I’m envious of people who are out there living. I’m tired of work and books and conversations only on social media. Tonight I allow myself to feel pain. The same pain that drives Sylvia Plath to write her journals, the same pain that makes her cry herself at night grieving over the lives she couldn’t live. Because she is her and her childhood, because she is just one person with just one life, because she can’t eat every fig on the tree as they plop onto the ground one by one. Tonight I allow myself to be unbearably, painfully, bored with my life.
The girl I laughed at for whining about how there’s no wifi in a little French village where she went on vacation is walking around Europe, buying OK Computer at a record store in Germany or wherever she is now. My friend who I thought will walk at the same pace as me just went back from the UK, I don’t know how her mind works nowadays and I’m sure she is now a much more complex, deep, and empathic woman than I can be today. Tonight I allow myself to be shallow and insecure.
The year slipped as my hands are occupied with nurturing and growing my body to be bigger than the grief I carry. I cried over a loved one’s wedding thinking about how lonely mine would be without my father. I cried over the things I didn’t even try to do. I cried over time that I wasted sleeping because I was too tired to get up and live. I cried over the sheer knowledge and solid conviction that I will repeat another week doing the exact same thing, starting tomorrow.
I always ease myself with the things I managed to do, went to therapy, build bridges with the people I cherish, and burn the ones that connect me to the people who bring the worst questions I could ever ask myself (Did I not make myself clear? Am I not worthy to be heard?). I confronted someone who made sexual harassment jokes in college. I say thank you to the people who still see me as a person when half of the campus sees me as the crazy ex. I got a tiny tiny story published and brought to New York. I won awards for my work. And yet I feel like I’ve never lived any less than this. This year I am the four walls of my room. Life can’t possibly be any less than that.

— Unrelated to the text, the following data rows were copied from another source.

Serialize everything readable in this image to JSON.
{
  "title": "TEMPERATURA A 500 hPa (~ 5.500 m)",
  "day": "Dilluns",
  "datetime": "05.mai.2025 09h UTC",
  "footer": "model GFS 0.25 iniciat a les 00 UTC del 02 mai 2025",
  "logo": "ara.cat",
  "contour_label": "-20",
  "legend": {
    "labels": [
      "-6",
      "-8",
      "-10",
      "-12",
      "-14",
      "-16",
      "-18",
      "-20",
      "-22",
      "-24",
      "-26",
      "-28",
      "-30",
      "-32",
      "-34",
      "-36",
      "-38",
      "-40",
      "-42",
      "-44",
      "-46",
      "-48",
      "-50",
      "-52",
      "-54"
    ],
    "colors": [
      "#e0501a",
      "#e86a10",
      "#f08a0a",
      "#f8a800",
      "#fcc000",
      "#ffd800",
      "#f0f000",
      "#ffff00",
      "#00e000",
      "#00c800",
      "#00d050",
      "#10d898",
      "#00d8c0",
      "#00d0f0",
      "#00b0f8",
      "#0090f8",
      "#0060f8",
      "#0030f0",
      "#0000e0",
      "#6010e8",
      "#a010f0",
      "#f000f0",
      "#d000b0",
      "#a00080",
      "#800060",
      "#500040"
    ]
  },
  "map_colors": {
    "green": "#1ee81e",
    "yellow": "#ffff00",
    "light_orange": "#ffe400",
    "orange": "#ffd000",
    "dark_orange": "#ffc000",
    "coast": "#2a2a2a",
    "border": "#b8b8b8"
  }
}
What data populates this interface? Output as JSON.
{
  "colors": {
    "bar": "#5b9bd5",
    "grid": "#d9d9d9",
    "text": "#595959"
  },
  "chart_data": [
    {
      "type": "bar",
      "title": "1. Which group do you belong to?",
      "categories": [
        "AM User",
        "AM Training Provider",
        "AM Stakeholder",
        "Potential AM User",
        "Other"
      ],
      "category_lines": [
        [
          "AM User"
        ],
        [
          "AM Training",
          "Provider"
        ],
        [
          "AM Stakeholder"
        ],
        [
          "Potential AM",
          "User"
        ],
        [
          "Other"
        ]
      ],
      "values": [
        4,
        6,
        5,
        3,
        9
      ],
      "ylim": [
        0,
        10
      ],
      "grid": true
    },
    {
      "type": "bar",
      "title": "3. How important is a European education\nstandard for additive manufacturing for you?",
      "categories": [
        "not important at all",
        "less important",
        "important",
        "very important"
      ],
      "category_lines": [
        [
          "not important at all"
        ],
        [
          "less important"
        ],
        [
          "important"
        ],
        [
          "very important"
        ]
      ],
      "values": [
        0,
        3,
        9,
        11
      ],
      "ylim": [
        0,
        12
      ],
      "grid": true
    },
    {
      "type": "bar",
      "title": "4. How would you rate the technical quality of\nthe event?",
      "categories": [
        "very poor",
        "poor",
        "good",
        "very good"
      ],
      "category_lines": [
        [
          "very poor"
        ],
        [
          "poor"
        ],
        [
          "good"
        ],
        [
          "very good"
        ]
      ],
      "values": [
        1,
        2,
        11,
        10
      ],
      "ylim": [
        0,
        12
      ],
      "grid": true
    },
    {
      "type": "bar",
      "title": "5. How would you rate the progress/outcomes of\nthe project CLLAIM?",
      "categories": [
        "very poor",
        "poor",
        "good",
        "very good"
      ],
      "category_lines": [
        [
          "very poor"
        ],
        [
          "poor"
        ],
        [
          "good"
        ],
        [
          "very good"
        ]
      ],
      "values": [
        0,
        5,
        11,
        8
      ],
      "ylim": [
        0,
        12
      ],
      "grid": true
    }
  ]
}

Tonight I’m mourning that I’m not solo traveling somewhere I’ve always wanted to be. Tonight I’m mourning the things I can only experience secondhand through moving frames, music, and whatever the algorithm serves me. I’m mourning that I’m not married with kids, living my best life as a bookstore owner, or visiting art galleries for the first time in a foreign country. The internet has beaten the very last drop of meaning from the word wanderlust and yet here I am drowning in it like it’s a salt tub people purposefully float in it to feel nothing. But I didn’t step in voluntarily.
But this frustrating, suffocating feeling from being stuck in a blessing too because, for the first time in I don’t know how long, I have no escape other than a blank page. If this nauseating feeling is what it takes to bring me here, then I am grateful for it. If this is what I should go through to see a blank page as an escape — a fire escape, Ocean Vuong said — then I am more than willing. So tonight I let myself escape. Not to a film festival, not to a foreign art gallery, not to France, not to a festival stage, but to a blank page.